Top banks warn of losses after US fund dumps stocks
Top global banks Nomura of Japan and Switzerland’s Credit Suisse warned yesterday they could face significant losses following reports of their exposure to a US fund that sold billions in stocks last week.
Neither bank named the client but the warnings follow a Bloomberg News report that a little-known fund sold more than US$20 billion in stocks from US media and Chinese companies listed in New York on Friday. The unusually large sale by Archegos Capital Management, which looks after businessman Bill Hwang’s fortune, was carried out directly by major houses Morgan Stanley and Goldman Sachs.
Among the companies sold were top Chinese names such as Baidu Inc, Tencent Music Entertainment Group and Vipshop Holding plus US giants such as ViacomCBS and Discovery.

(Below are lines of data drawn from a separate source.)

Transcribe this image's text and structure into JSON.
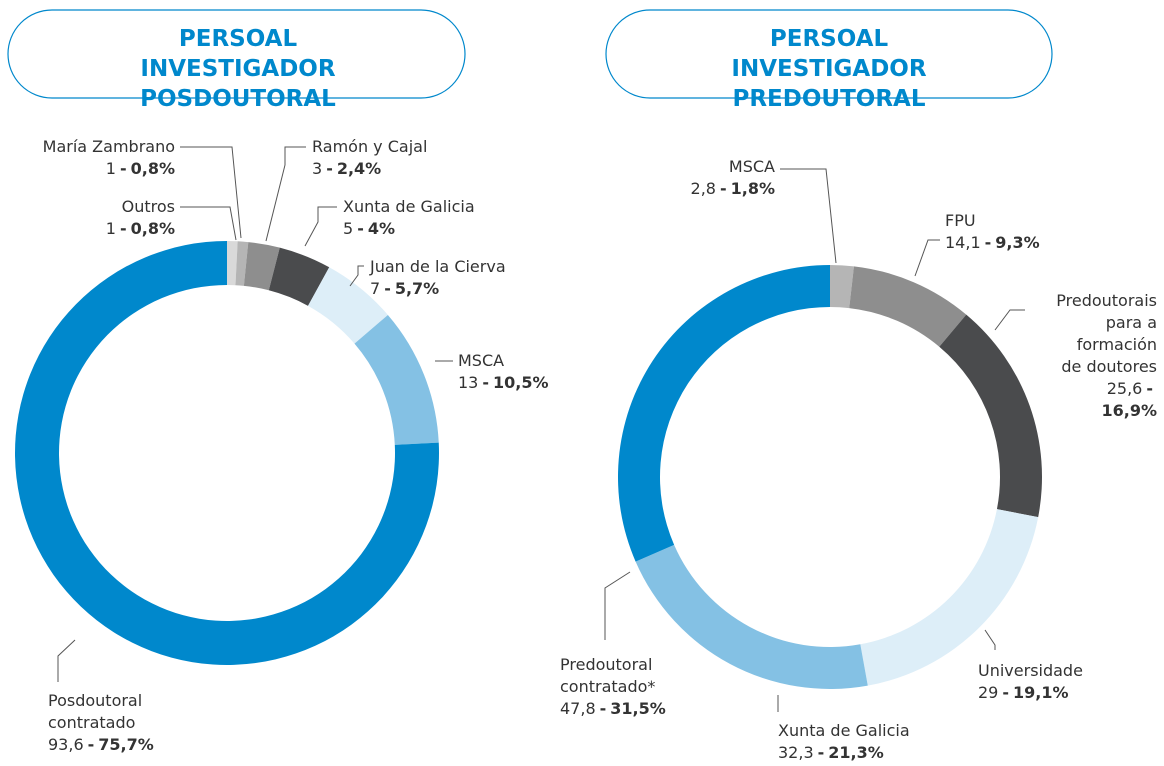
{
  "chart_data": [
    {
      "type": "pie",
      "title": "PERSOAL INVESTIGADOR POSDOUTORAL",
      "donut": true,
      "label_separator": "-",
      "categories": [
        "Outros",
        "María Zambrano",
        "Ramón y Cajal",
        "Xunta de Galicia",
        "Juan de la Cierva",
        "MSCA",
        "Posdoutoral contratado"
      ],
      "counts": [
        1,
        1,
        3,
        5,
        7,
        13,
        93.6
      ],
      "count_labels": [
        "1",
        "1",
        "3",
        "5",
        "7",
        "13",
        "93,6"
      ],
      "values": [
        0.8,
        0.8,
        2.4,
        4,
        5.7,
        10.5,
        75.7
      ],
      "value_labels": [
        "0,8%",
        "0,8%",
        "2,4%",
        "4%",
        "5,7%",
        "10,5%",
        "75,7%"
      ],
      "colors": [
        "#d9d9d9",
        "#b5b5b5",
        "#8e8e8e",
        "#4a4b4d",
        "#ddeef8",
        "#84c1e4",
        "#0088cc"
      ]
    },
    {
      "type": "pie",
      "title": "PERSOAL INVESTIGADOR PREDOUTORAL",
      "donut": true,
      "label_separator": "-",
      "categories": [
        "MSCA",
        "FPU",
        "Predoutorais para a formación de doutores",
        "Universidade",
        "Xunta de Galicia",
        "Predoutoral contratado*"
      ],
      "counts": [
        2.8,
        14.1,
        25.6,
        29,
        32.3,
        47.8
      ],
      "count_labels": [
        "2,8",
        "14,1",
        "25,6",
        "29",
        "32,3",
        "47,8"
      ],
      "values": [
        1.8,
        9.3,
        16.9,
        19.1,
        21.3,
        31.5
      ],
      "value_labels": [
        "1,8%",
        "9,3%",
        "16,9%",
        "19,1%",
        "21,3%",
        "31,5%"
      ],
      "colors": [
        "#b5b5b5",
        "#8e8e8e",
        "#4a4b4d",
        "#ddeef8",
        "#84c1e4",
        "#0088cc"
      ]
    }
  ]
}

The share prices all plunged as a result, reportedly causing Archegos Capital Management to seek fresh funding.
Yesterday, Nomura shares plunged by 16 percent in Tokyo after it warned of a potential US$2 billion loss while Credit Suisse shed 14 percent.
With the global financial system awash in cash as central banks and governments try to keep their economies afloat during the coronavirus pandemic, there have been growing concerns that the money has helped fuel speculative bubbles.
“These developments certainly raise questions surrounding the rise of margin debt and over leveraging,” said Sophie Griffiths, market analyst at OANDA.
Stephen Innes, chief global markets strategist at Axi, said investors “are looking with some concern to further large sales hitting financial markets” but the damage should be limited.
“It is essential to realize this is not a move inspired by economic fundamentals; instead, it is an isolated case of poor risk management and will ultimately have few if any lasting macroeconomic implications,” Innes said.